Welcome to a World of Literature

Everything you need to know about the world's great writers and emerging voices is being collected and shared on the English PEN Online World Atlas. Head over to the Atlas to create (or edit) a profile for your favourite author or book, leave a comment or contact another user, and discover your next great read. We believe that great writing has the power to change your life and change the world, one book at a time.

The Atlas is proud to be partnering with the Hay Festival's Beirut39 contest, celebrating Beirut's year as UNESCO World Book Capital, to find the hottest authors under 40 of Arabic origin. Nominations are open until August 24th, 2009.

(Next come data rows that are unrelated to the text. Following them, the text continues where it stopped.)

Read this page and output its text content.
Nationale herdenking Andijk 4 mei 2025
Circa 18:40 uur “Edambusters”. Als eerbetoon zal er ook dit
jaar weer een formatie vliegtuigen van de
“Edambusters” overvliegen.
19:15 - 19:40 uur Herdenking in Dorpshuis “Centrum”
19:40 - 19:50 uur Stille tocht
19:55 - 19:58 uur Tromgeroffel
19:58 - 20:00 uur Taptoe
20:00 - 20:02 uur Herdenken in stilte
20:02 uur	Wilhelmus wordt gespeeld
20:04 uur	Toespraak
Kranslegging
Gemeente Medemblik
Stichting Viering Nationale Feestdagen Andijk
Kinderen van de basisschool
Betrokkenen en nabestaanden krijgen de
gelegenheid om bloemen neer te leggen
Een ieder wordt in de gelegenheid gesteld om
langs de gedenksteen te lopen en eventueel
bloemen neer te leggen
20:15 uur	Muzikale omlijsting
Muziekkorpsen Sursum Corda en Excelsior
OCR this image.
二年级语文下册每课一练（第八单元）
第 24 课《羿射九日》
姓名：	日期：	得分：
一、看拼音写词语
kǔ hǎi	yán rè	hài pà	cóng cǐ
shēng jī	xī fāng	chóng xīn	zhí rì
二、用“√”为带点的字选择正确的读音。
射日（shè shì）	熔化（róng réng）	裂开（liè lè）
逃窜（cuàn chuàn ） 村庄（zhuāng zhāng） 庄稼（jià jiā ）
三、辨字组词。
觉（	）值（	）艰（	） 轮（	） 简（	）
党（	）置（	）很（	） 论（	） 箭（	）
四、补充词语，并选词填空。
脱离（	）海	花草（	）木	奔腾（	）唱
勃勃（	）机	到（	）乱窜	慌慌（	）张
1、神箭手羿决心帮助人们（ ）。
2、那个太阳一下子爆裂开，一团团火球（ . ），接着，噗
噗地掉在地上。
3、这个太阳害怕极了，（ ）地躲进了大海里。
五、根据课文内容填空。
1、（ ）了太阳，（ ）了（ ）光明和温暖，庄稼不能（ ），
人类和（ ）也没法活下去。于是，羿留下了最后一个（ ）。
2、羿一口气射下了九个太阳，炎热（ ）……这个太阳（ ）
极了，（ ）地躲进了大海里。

Saturday, October 18, 2008

Life or Facebook?

There have been many apocalyptic articles bemoaning the death of sociality/literature/civilisation as we know it due to the advent of the internet, and particularly social networking. But what becomes clear when you spend any time on social networking sites (and I spend way too much time on Facebook) is that many of the groups are dedicated to promoting live events, and can reach an unprecedented audience of potential attendees. Just as Kutub's blog allows you to read along with a bookclub in Dubai, the Facebook groups for Jordan Poetry and Cairo's Diwan Bookstore give a picture of a thriving literary culture that's as much face-to-face as Facebook.

Authors are increasingly savvy about using the internet to reach new readers -- and to shape their reputation. Celebrated Egyptian blogger and writer Marwa Rakha used Facebook to encourage her readers to review her book on Amazon. It sounds like a virtual whirl, but net users are conscious of real-life consequences, whether positive (increased book sales or event attendance, improved transcultural communication) or negative. That one writer, Adnan Okter, could get an injunction to block the website of Turkey's third-largest newspaper demonstrates -- uncomfortably -- the real-life power of the virtual world.